Headlines from the Western Hemisphere
- U.S. President Barack Obama defended a Pentagon-authored plan that would close the military prison at Guantanamo Bay, attempting to persuade Congress to give the proposal a “fair hearing” amid strong opposition from lawmakers who do not want detainees transferred to the United States.
- Two major hospitals in Texas announced Tuesday that they have developed the first hospital-based rapid test for the Zika virus, which can help speed up diagnosis and treatment.
- Alfredo Beltrán Leyva, an accused leader of the Sinaloa drug cartel and suspected former ally of Joaquín “El Chapo” Guzmán, pled guilty in a U.S. federal court to shipping tons of cocaine to the United States in exchange for weapons.
- A video of Spanish pop star Alejandro Sanz getting off the stage during a concert in Rosario, Mexico, to confront a man who was allegedly attacking a woman in the audience has gone viral, generating many tweets about preventing gender violence, a message that is particularly salient in Mexico.
- Ramón Castro, older brother of Cuban leaders Fidel and Raúl Castro, died at the age of 91, according to a Tuesday Cuban state media announcement.

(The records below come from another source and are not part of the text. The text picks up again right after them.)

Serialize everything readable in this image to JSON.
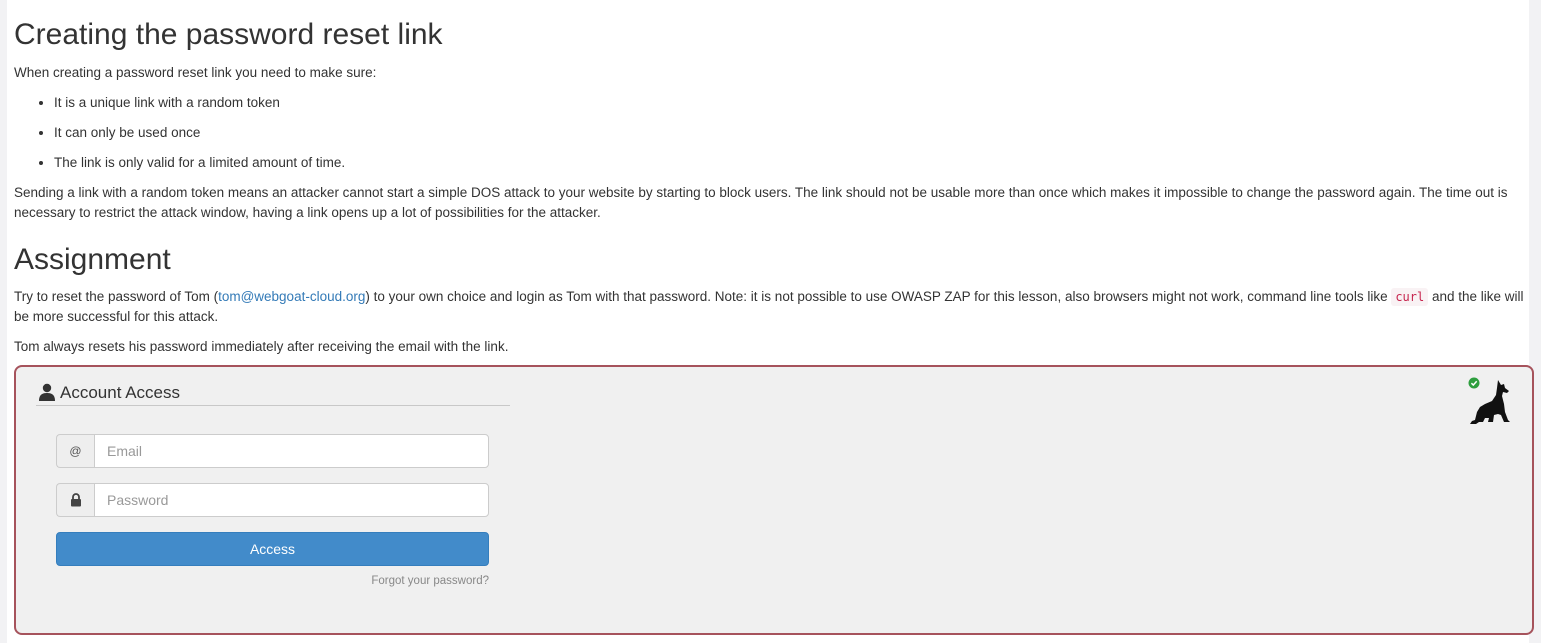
{
  "lesson": {
    "title": "Creating the password reset link",
    "intro": "When creating a password reset link you need to make sure:",
    "rules": [
      "It is a unique link with a random token",
      "It can only be used once",
      "The link is only valid for a limited amount of time."
    ],
    "explanation": "Sending a link with a random token means an attacker cannot start a simple DOS attack to your website by starting to block users. The link should not be usable more than once which makes it impossible to change the password again. The time out is necessary to restrict the attack window, having a link opens up a lot of possibilities for the attacker."
  },
  "assignment": {
    "heading": "Assignment",
    "text_before_link": "Try to reset the password of Tom (",
    "email_link": "tom@webgoat-cloud.org",
    "text_after_link": ") to your own choice and login as Tom with that password. Note: it is not possible to use OWASP ZAP for this lesson, also browsers might not work, command line tools like ",
    "code": "curl",
    "text_after_code": " and the like will be more successful for this attack.",
    "note": "Tom always resets his password immediately after receiving the email with the link."
  },
  "form": {
    "legend": "Account Access",
    "email_addon": "@",
    "email_placeholder": "Email",
    "password_placeholder": "Password",
    "access_button": "Access",
    "forgot_link": "Forgot your password?",
    "icons": {
      "legend": "user-icon",
      "email": "at-sign-icon",
      "password": "lock-icon",
      "status": "check-circle-icon",
      "mascot": "wolf-icon"
    },
    "status_color": "#2e9e3e",
    "border_color": "#a6535c",
    "button_color": "#428bca"
  }
}
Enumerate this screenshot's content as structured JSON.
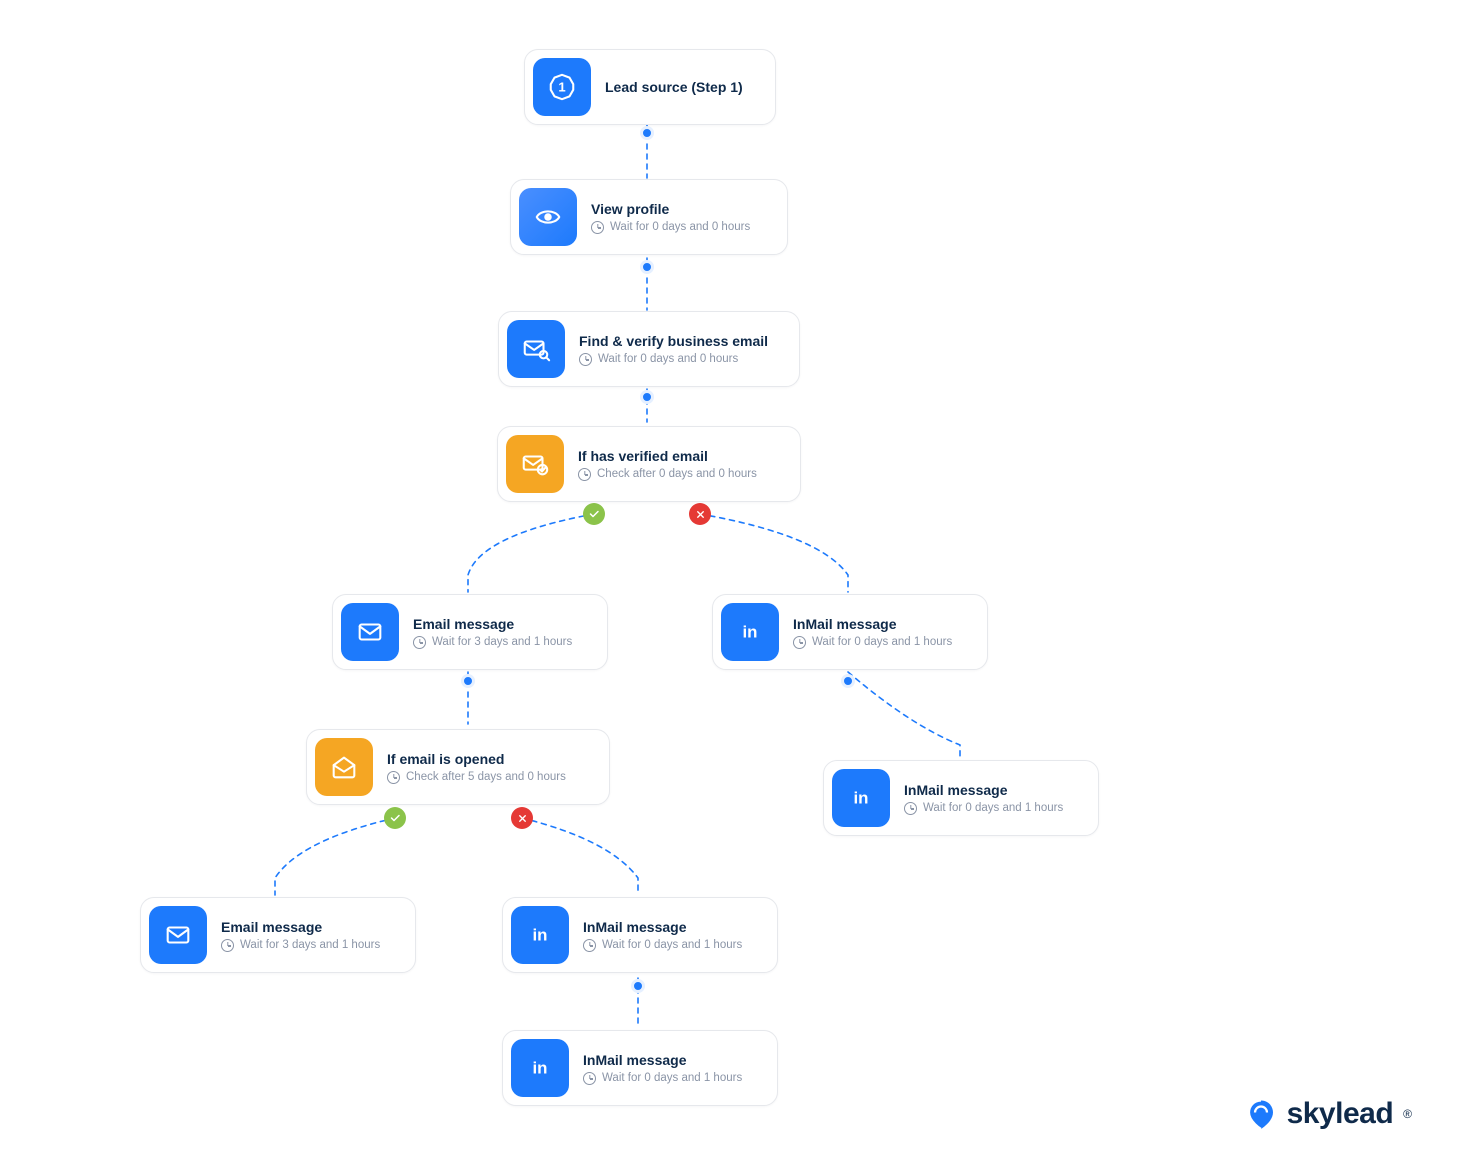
{
  "colors": {
    "primary": "#1D7AFC",
    "condition": "#F5A623",
    "yes": "#8BC34A",
    "no": "#E53935",
    "text": "#0F2A4A",
    "muted": "#8A94A6"
  },
  "brand": "skylead",
  "nodes": {
    "lead_source": {
      "title": "Lead source (Step 1)",
      "subtitle": ""
    },
    "view_profile": {
      "title": "View profile",
      "subtitle": "Wait for 0 days and 0 hours"
    },
    "find_verify": {
      "title": "Find & verify business email",
      "subtitle": "Wait for 0 days and 0 hours"
    },
    "if_verified": {
      "title": "If has verified email",
      "subtitle": "Check after 0 days and 0 hours"
    },
    "email_msg_1": {
      "title": "Email message",
      "subtitle": "Wait for 3 days and 1 hours"
    },
    "inmail_r1": {
      "title": "InMail message",
      "subtitle": "Wait for 0 days and 1 hours"
    },
    "if_opened": {
      "title": "If email is opened",
      "subtitle": "Check after 5 days and 0 hours"
    },
    "inmail_r2": {
      "title": "InMail message",
      "subtitle": "Wait for 0 days and 1 hours"
    },
    "email_msg_2": {
      "title": "Email message",
      "subtitle": "Wait for 3 days and 1 hours"
    },
    "inmail_m1": {
      "title": "InMail message",
      "subtitle": "Wait for 0 days and 1 hours"
    },
    "inmail_m2": {
      "title": "InMail message",
      "subtitle": "Wait for 0 days and 1 hours"
    }
  }
}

- The Associated Press reports on a drought that has been devastating the Haitian countryside for the past three years, causing the lowest crop yields in decades and forcing many to go hungry.
- Sarah Kershaw, a U.S. citizen who had worked for over ten years as a New York Times reporter, was found dead in her apartment in Sosua, Dominican Republic, from apparent asphyxiation. The official cause of death will remain unknown until autopsy results, which are expected to take several days.
- NPR headed down to Puerto Rico to investigate the effects of a policy that has made condom price-gouging illegal in the U.S. territory in an effort to prevent the spread of the Zika virus.
- Police in Honduras arrested eight people Tuesday, including a mayor and former policeman, for suspected connections to the Mara Salvatrucha gang.
- In an effort to reduce overcrowding in the country’s jails, Nicaragua has released over 8,000 prisoners on parole since 2014, all of whom had previously been given light sentences of five years or less.
- Results in Bolivia’s referendum to allow President Evo Morales to run for a fourth consecutive term remain in the “no” camp, with 52 percent of voters rejecting the initiative with 95 percent of votes tallied.
- Peru’s President Ollanta Humala called the Brazilian ambassador to the country in for a meeting following the media revelation that Humala has been connected to a Brazilian company under investigation in the corruption probe colloquially known as Carwash.
- An NPR report examines the tense relationship between Colombia and Venezuela as they combat the Zika virus separately, despite a situation that has seen virus-infected Venezuelans cross the border to Colombia in order to receive medicine that is in short supply in their home country.
- The World Health Organization’s director general commended the Brazilian government for their collaboration with the international health community and the Olympic committee to eradicate the mosquitos that carry the Zika virus ahead of this summer’s 2016 Rio de Janeiro Olympics, stating that she was “confident” the government can provide athletes and tourists maximum protection against the virus.
- The economy minister of Argentina’s center-right government has announced that the government will issue $15 billion in bonds in order to pay back creditors who have held a dispute with the country since it defaulted on its loans in 2001.